The major difficulty in the diagnosis of mucinous ovarian tumor is their distinction from a metastasis from gastrointestinal or pancreatobiliary tract tumor. The bilaterality, a multinodular pattern in the ovary, a small size (usually less than 10 cm), ovarian surface involvement, and a massive disorganized pattern of invasion are characteristics seen in metastatic tumors. Appendicectomy and a clinical assessment of the gastrointestinal tract is useful in case of a mucinous carcinoma in the ovary.

Molecular biology in mucinous ovarian carcinoma shows KRAS mutations codons 12 and/or 13 in 68–86 % of cases. An identical mutational profile in different areas from benign (55 %) to borderline (73 %) and malignant (86 %) of the same tumor in 12/15 cases supports the morphological continuum of tumor progression in ovarian mucinous tumors [19]. Amplification of HER2 gene has been shown in 18 % of carcinomas and 6 % of borderline tumors. HER2 amplification and KRAS mutation are mutually exclusive (5.6 % show both abnormalities). HER2 amplification or KRAS mutation seem to be associated with decreased in recurrence and death when compared with double-negative tumors (34 %) [20]

This variant has been added to the new WHO classification 2014 [1], while it was described as endocervical mucinous carcinoma in the previous WHO classification 2003. Morphologically, this rare variant of ovarian carcinoma is composed of a mixture of serous- and endocervical-type mucinous cells with foci of endometrioid and squamous differentiation. The mean age is 45 years and it is seldom seen in elderly patients. This tumor is often associated with endometriosis that may represent its precursor. When stage I, the tumor has a good prognosis, while half of patients with advanced disease died because of their tumor [21]

Clear cell carcinomas (CCC) represent 6 % of all ovarian carcinomas in western countries but 15–25 % of carcinomas in Japan. They are most often diagnosed at low stage (I/II) (49 % versus 17 % for HGSC). They occur at a younger age than HGSC (55 years versus 64 years). Less than 10 % of cases are seen in the fourth decade, and most patients are 50–70 years old. They seem to have a worst prognosis with 5-year survival rate of 60 % versus 80 % for HGSC. However, when looking at stage I disease only, the prognosis is similar to HGSC at the same stage (85 % versus 86 % for HGSC). CCC show a low response to platinum/taxane therapy (11–45 %) [22].

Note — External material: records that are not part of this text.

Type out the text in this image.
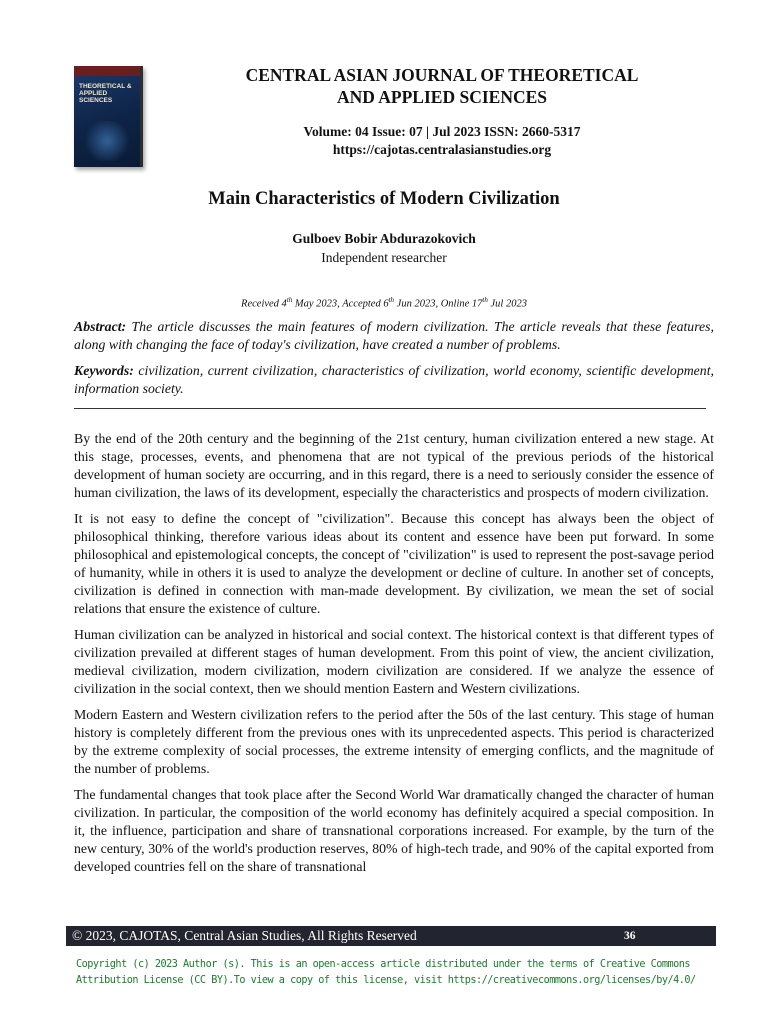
THEORETICAL & APPLIED SCIENCES
CENTRAL ASIAN JOURNAL OF THEORETICAL
AND APPLIED SCIENCES
Volume: 04 Issue: 07 | Jul 2023 ISSN: 2660-5317
https://cajotas.centralasianstudies.org
Main Characteristics of Modern Civilization
Gulboev Bobir Abdurazokovich
Independent researcher
Received 4th May 2023, Accepted 6th Jun 2023, Online 17th Jul 2023
Abstract: The article discusses the main features of modern civilization. The article reveals that these features, along with changing the face of today's civilization, have created a number of problems.
Keywords: civilization, current civilization, characteristics of civilization, world economy, scientific development, information society.

By the end of the 20th century and the beginning of the 21st century, human civilization entered a new stage. At this stage, processes, events, and phenomena that are not typical of the previous periods of the historical development of human society are occurring, and in this regard, there is a need to seriously consider the essence of human civilization, the laws of its development, especially the characteristics and prospects of modern civilization.

It is not easy to define the concept of "civilization". Because this concept has always been the object of philosophical thinking, therefore various ideas about its content and essence have been put forward. In some philosophical and epistemological concepts, the concept of "civilization" is used to represent the post-savage period of humanity, while in others it is used to analyze the development or decline of culture. In another set of concepts, civilization is defined in connection with man-made development. By civilization, we mean the set of social relations that ensure the existence of culture.

Human civilization can be analyzed in historical and social context. The historical context is that different types of civilization prevailed at different stages of human development. From this point of view, the ancient civilization, medieval civilization, modern civilization, modern civilization are considered. If we analyze the essence of civilization in the social context, then we should mention Eastern and Western civilizations.

Modern Eastern and Western civilization refers to the period after the 50s of the last century. This stage of human history is completely different from the previous ones with its unprecedented aspects. This period is characterized by the extreme complexity of social processes, the extreme intensity of emerging conflicts, and the magnitude of the number of problems.

The fundamental changes that took place after the Second World War dramatically changed the character of human civilization. In particular, the composition of the world economy has definitely acquired a special composition. In it, the influence, participation and share of transnational corporations increased. For example, by the turn of the new century, 30% of the world's production reserves, 80% of high-tech trade, and 90% of the capital exported from developed countries fell on the share of transnational

© 2023, CAJOTAS, Central Asian Studies, All Rights Reserved	36
Copyright (c) 2023 Author (s). This is an open-access article distributed under the terms of Creative Commons
Attribution License (CC BY).To view a copy of this license, visit https://creativecommons.org/licenses/by/4.0/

The majority (99 %) of ovarian clear cell tumors are carcinomas and clear cell adenofibromas or borderline tumors are exceptional lesions (<1 %). The tumor is predominantly solid and unilateral (98 % of stage I cases), with a yellow cut surface. The tumor is composed of papillae with a hyalinized core and solid, tubulo-cystic, and glandular pattern. The cells are large with a clear or eosinophilic cytoplasm. The nuclei are pleomorphic, irregular, and hyperchromatic, but the mitotic index might be lower than what one could expect from the nuclear atypia.